05.10.2018

Inklusion im Sport

Damit alle dabei sein können!

Den Sport für alle zugänglich machen: Zwei Vorträge in Eupen setzten sich damit auseinander, wie Menschen mit Handicap Sport ausüben und erleben können. Die Veranstaltung zählte zur Europäischen Woche des Sports in Ostbelgien.

Dr. Denis Jaeken, Mitglied des Europäischen Paralympischen Komitees, analysierte in seinem Vortrag, wie sich der Sport für beeinträchtigte Menschen von der reinen Rehabilitation zum Breiten- und mittlerweile auch zum (Hoch-) Leistungssport entwickelt hat. Ein entscheidender Impuls dazu kam vom deutsch-jüdischen Neurochirurgen Ludwig Guttmann. Er startete 1944 im Auftrag der britischen Regierung ein sehr erfolgreiches Projekt, um kriegsversehrte Soldaten über sportliche Aktivitäten zu rehabilitieren.

Auf die Paralympische Bewegung geblickt

1960 gab es parallel zu den Olympischen Spielen von Rom erstmals auch Wettkämpfe für beeinträchtigte Menschen, seit 1988 gastieren die Paralympics regelmäßig in der jeweiligen Olympia-Stadt. Auf diese Entwicklung blickend, betonte Professor Jaeken nicht nur die positiven psychischen und sozialen Aspekte, die der Sport für gehandicapte Menschen mit sich bringt. "Auch technologische Fortschritte, etwa bei Prothesen und Rollstühlen, wurden und werden vielfach durch den Bedarf der Sportler angestoßen."
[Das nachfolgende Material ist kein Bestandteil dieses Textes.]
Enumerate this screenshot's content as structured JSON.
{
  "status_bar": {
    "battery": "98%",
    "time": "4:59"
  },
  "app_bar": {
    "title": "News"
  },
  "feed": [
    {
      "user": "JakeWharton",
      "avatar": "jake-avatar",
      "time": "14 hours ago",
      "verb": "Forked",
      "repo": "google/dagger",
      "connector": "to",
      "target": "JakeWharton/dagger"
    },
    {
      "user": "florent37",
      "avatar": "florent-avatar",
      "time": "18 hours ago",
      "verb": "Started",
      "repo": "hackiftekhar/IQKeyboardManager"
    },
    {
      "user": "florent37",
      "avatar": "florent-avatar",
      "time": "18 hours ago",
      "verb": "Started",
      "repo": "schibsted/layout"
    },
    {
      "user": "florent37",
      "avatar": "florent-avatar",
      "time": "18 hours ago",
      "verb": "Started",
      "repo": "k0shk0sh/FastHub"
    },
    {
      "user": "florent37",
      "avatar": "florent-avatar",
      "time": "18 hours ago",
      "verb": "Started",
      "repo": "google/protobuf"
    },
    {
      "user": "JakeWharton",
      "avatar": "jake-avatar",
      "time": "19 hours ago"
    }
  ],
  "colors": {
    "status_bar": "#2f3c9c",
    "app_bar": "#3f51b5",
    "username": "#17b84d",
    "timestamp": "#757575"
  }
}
Mehr auf den Freizeit- und Breitensport schaute der Vortrag von Dr. Vera Tillmann, wissenschaftliche Leiterin des deutschen Forschungsinstituts für Inklusion durch Bewegung und Sport (FIBS, Frechen). Selbst ehemals als Hochleistungssportlerin unterwegs, plädiert sie dafür, die Inklusion in einem engen Sinn zu verstehen - nämlich tatsächlich als gemeinsames Sporttreiben von beeinträchtigten und nicht beeinträchtigten Menschen.

Das Ziel: gemeinsamer Sport

"Tennis für alle" ist eines der Projekte, die beispielhaft auf eine solche Kultur hinarbeiten: Im Projekt, das Blinde und Rollstuhlsportler anspricht, werden Vereine beim Aufbau inklusiver Angebote unterstützt und Trainer werden dafür speziell qualifiziert und geschult. Ein Projekt zum inklusiven Klettern in Wiesbaden ermöglicht es, dass Menschen mit Beeinträchtigungen selbst hoch hinaus kommen und auch lernen, andere Kletterer zu sichern.

"Mit hat gut gefallen, dass heute die gesamte Bandbreite des Sports für beeinträchtigte Menschen angesprochen wurde", resümierte Danny Dujardin von der Dienststelle für selbstbestimmtes Leben, die gemeinsam mit dem Ministerium der Deutschsprachigen Gemeinschaft den Vortragsabend veranstaltete. "Und genauso wichtig ist es, dass im Publikum viele waren, die in Verbänden oder Sportgruppen aktiv sind."

Sich bewegen, gesund bleiben

Mit der 4. Europäischen Woche des Sports will die Europäische Kommission die Bürger dazu ermuntern, Bewegung regelmäßig in den eigenen Alltag einzubinden - denn nur wer sich bewegt, kann auf Dauer gesund leben. In Ostbelgien wird die Europäische Woche des Sports vom Ministeriums der Deutschsprachigen Gemeinschaft koordiniert. Viele Sportanbieter öffnen ihr Training zum Schnuppern und Kennenlernen. Damit man dabei möglichst viele Angebote testen kann, wird in Ostbelgien die Europäische Woche des Sports auf insgesamt drei Wochen ausgedehnt.